Sven Tore Holsether, president and chief executive officer of Yara International, has warned that the conflict involving Iran could have severe consequences for global food security, putting up to 10 billion meals a week at risk due to disruptions to fertiliser production and shipping.
Speaking to the BBC, Holsether said hostilities in the Gulf have blocked shipping through the Strait of Hormuz, a critical route for fertilisers and energy, undermining the global supply of nitrogen fertiliser essential for crop production.
“We’re up to half a million tonnes of nitrogen fertiliser not being produced in the world right now,” he said. “That could mean up to 10 billion meals a week that will not be produced as a result of the lack of fertilisers.”
Holsether warned that reduced fertiliser application could cut yields of some crops by as much as 50% in the first season, with the biggest impact falling on poorer countries and smallholder farmers least able to absorb higher input costs.
Strong Q1, but risks building
The warning came just days after Yara reported strong, better‑than‑expected first‑quarter 2026 results, underpinned by favourable nitrogen margins and higher deliveries.
The Norwegian fertiliser producer posted EBITDA excluding special items of $896m, up 40% year on year, while earnings per share rose 60%. Return on invested capital doubled to 12.2%, exceeding Yara’s through‑the‑cycle target of 10%.
However, management was clear that the first‑quarter performance largely reflects pre‑war market conditions and does not yet capture the full impact of the Middle East conflict, which has disrupted global fertiliser markets since late February.
“The blockage of the Strait of Hormuz disrupts around one‑third of globally traded urea, while also affecting ammonia, phosphates, sulphur and gas,” Holsether said on Yara’s earnings call.
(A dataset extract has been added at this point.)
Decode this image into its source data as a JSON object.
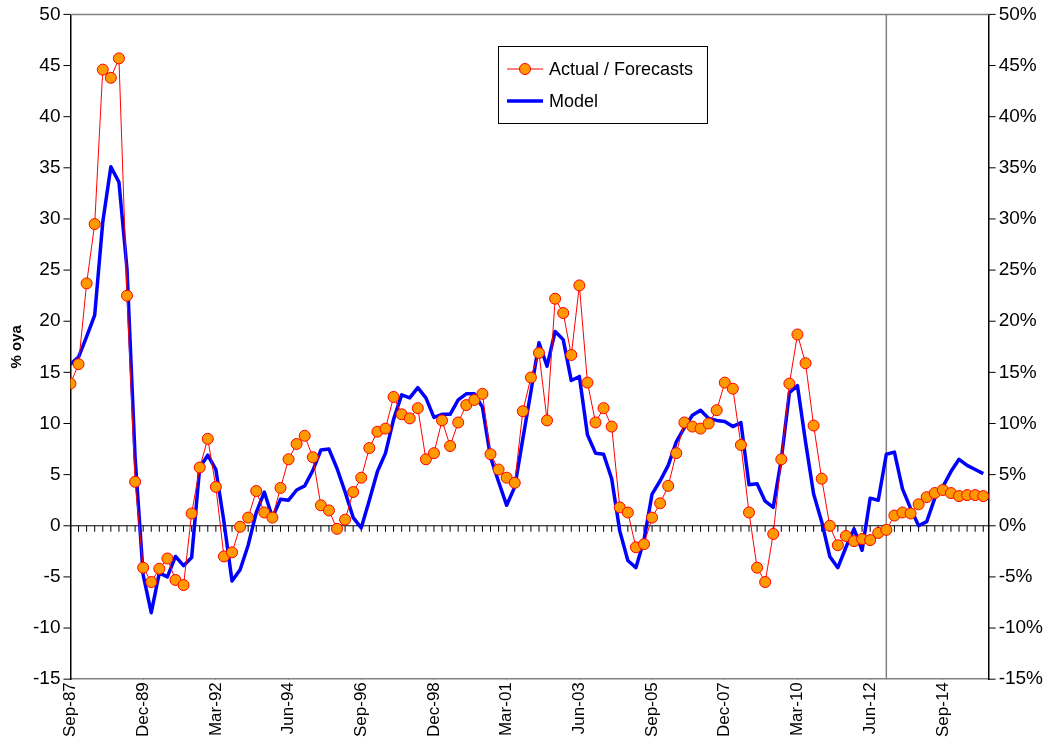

Fertiliser prices have risen sharply since the conflict escalated, with global urea prices up 47% since February, compounding pressure from already weak crop prices.
Demand destruction a growing concern
Yara executives stressed that the immediate risk is not production at the company itself, but demand erosion later in the year as higher fertiliser prices collide with stretched farmer economics.
Small reductions in fertiliser use could have outsized yield impacts, particularly in regions where yield response curves are steep. “Those hardest hit will be smallholder farmers in poorer parts of the world,” Holsether said.
CFO Magnus Krogh Ankarstrand said Yara’s operations are currently running “at full speed” and have not experienced major disruptions, supported by ammonia import capabilities and global logistics flexibility. Around 75% of European finished fertiliser production can be maintained using imported ammonia if local gas prices become uneconomic.

Food prices: not yet, but coming
While fertiliser prices have surged, analysts say the impact on consumer food prices is unlikely to be immediate.
“The biggest risk is not immediate,” analysts and agronomists told Reuters, noting that fertiliser price shocks typically take months to filter through planting decisions and into final harvests.
Across Asia, where rice production is dominated by smallholders, decisions taken this planting season will determine yields later in the year. Analysts warn that food price inflation is more likely to emerge towards the end of 2026 or into early 2027, once reduced fertiliser use translates into lower output.
S&P Global analysts have highlighted a growing disconnect between soaring fertiliser prices and lagging crop prices, while the World Food Programme has cautioned that higher input costs are likely to be passed through to food prices next year as supplies tighten.
Commodity‑specific exposure
Analysts say the lagged impact will vary by commodity. Rice in South and Southeast Asia is viewed as most exposed to reduced urea application, wheat markets could face tighter supplies in the 2026/27 season if fertiliser use is cut during autumn planting, while mycoprotein and other fermentation feedstocks may see cost pressure later as higher nitrogen prices filter through upstream agricultural raw materials.